The rest of the run is along the river and over to An Phu. It’s starting to get crowded.  Without the motorcycle escort I need to start paying attention to traffic and side step the street vendors who are setting up shop. Some of these crowded roads are probably quite unhealthy to run on.  I see and taste the traffic fumes.

In cleaner air, I cross a newly built bridge to the other side of the river.  Saigon desperately needs an infrastructure upgrade and this is part of that effort:  a very nicely made four-lane bridge with wide sidewalks for me to run on.  Traffic is light on the bridge because there is very little on the other side of the river, for now at least.

I’ve never been in this particular part of Saigon.  I know from Google Earth that a left turn will take me towards An Phu.   This small road turns into one of the most dangerous I have ever run on.  It becomes narrow and very congested .  This is one of the poorer parts of Saigon.  Overcrowded homes have illegally extended towards the street and incorporated sections of public sidewalk into their living spaces.

Certain parts of Saigon are famous for specialized types of street food.  This area seems to be known for some kind of barbecue pork dish.  Where the sidewalk isn’t being used as a delivery depot or factory floor for some small home business, there are makeshift barbecues bellowing plumes of smoke across the traffic.  The scent is a mixture of coal, exhaust from passing buses and the marinated meat, which has a faintly sweet smell.  Probably a fish sauce marinade. This part smells good and I realize I am a little bit hungry.

With all this activity, my only choice is to run on the street against the on-coming traffic.  I must trust that the drivers will make some small space for me.  This is not a sensible wager.  Vietnam has one of the highest per capita road death rates in the world.  I am tired.  I have been out here running for over two hours now. I have no phone and only about 35,000 dong (USD 1.94) left in my water fund.  I check to make sure I’ve brought my ID with Odile’s number written on a piece of masking tape attached to the back.

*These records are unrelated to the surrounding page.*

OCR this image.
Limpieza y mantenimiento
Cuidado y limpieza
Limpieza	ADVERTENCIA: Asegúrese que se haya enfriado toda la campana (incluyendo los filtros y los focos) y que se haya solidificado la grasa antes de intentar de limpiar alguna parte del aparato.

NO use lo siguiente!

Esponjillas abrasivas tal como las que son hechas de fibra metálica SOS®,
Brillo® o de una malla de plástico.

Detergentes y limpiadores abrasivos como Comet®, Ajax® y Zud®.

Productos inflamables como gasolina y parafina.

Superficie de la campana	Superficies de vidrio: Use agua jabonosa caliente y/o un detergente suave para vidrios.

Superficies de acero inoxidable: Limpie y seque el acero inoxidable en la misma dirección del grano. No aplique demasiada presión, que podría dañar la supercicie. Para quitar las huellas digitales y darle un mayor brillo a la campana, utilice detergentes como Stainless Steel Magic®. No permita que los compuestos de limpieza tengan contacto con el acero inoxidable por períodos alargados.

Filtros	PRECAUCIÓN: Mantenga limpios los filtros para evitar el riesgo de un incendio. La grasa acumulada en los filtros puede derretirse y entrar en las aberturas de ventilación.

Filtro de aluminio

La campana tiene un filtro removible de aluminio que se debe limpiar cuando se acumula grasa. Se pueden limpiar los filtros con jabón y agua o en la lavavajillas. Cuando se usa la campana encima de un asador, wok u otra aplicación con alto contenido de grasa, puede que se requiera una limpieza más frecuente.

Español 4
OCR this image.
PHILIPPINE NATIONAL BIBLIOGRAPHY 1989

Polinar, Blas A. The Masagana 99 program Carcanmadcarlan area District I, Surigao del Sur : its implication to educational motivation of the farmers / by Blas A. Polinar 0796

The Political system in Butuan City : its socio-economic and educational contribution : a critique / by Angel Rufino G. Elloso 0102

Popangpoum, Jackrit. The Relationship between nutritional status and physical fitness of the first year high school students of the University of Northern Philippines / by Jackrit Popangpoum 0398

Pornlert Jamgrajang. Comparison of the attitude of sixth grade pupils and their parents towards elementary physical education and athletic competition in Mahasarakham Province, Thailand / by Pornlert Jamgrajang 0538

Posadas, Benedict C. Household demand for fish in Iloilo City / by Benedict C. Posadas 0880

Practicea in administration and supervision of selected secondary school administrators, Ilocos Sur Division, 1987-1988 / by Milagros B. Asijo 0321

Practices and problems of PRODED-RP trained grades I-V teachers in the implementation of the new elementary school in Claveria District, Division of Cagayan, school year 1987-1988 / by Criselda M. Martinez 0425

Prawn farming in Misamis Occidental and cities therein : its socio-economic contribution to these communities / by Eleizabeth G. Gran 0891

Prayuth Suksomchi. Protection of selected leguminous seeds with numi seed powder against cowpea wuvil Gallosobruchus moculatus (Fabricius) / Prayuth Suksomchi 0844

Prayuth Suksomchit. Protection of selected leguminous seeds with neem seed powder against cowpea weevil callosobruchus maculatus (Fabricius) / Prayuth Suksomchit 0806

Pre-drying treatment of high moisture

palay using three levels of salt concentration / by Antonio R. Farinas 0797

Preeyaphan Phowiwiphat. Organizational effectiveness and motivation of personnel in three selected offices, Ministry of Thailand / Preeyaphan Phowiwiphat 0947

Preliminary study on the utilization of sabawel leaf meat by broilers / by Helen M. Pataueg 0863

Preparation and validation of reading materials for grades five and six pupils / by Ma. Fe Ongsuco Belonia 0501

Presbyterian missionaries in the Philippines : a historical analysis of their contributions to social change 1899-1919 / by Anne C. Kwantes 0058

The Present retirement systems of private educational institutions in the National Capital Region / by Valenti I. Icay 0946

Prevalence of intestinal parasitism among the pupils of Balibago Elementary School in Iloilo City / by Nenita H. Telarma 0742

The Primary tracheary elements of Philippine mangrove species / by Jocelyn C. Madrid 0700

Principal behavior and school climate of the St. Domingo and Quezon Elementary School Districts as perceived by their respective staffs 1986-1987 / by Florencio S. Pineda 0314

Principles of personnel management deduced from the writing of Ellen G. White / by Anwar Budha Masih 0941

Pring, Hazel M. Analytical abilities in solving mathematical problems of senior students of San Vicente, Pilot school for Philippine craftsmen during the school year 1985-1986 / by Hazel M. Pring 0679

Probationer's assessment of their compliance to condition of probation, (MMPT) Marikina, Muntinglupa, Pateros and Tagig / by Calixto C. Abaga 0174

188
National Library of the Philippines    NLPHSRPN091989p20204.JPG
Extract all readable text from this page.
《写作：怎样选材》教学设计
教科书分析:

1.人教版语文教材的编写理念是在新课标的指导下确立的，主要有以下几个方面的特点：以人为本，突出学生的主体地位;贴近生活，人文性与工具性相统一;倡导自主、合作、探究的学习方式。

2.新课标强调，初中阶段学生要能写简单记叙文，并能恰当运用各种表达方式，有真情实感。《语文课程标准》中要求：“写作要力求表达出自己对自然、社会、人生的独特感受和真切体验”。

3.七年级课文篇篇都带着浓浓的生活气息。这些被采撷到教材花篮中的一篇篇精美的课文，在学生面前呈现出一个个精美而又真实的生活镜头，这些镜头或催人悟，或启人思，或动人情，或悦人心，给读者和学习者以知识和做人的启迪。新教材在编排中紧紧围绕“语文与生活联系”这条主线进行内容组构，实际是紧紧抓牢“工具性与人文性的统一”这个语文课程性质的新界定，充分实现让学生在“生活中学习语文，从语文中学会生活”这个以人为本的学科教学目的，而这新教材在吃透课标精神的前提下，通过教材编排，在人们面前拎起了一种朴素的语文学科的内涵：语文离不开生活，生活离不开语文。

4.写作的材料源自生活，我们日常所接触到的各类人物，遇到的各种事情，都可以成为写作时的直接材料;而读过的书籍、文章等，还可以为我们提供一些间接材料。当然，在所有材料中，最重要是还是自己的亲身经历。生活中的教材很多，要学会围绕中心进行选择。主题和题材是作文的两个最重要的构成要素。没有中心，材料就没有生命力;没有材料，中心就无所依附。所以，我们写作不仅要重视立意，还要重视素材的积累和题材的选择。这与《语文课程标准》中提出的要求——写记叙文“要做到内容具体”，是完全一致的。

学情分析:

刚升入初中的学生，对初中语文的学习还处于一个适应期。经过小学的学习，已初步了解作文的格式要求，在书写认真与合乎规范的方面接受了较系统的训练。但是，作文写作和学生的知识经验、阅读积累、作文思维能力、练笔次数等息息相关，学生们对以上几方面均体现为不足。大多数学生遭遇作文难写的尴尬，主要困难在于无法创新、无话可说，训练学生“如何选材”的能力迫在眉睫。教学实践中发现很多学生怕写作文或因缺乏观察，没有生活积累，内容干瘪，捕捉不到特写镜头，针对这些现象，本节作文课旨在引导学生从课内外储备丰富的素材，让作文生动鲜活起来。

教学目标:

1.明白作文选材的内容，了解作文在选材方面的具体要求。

I forgot it.  She will be angry.  It will take weeks to identify my corpse if one of these bus drivers screws up.

I finally get through to An Phu.  This is Saigon’s equivalent of the fictional SoCal suburb of Agrestic in the very funny Showtime series Weeds.  The streets are wide and safe.  I pass a friend taking his daughters to soccer practice and stop for a quick chat.  One quick 8k loop around the enclave and I’ll be done.

I pass by Sam’s house with only 2k to go and see that he just has arrived back from a bike ride.  I know he has lots of cold beer so I decide that 27km (17 miles) in just under 3 hours is enough running for today.

I would normally feel a bit guilty about drinking alcohol at 8am.  Not today.  As Homer Simpson so eloquently once said: “Beer….Mmmmmm…. Good”.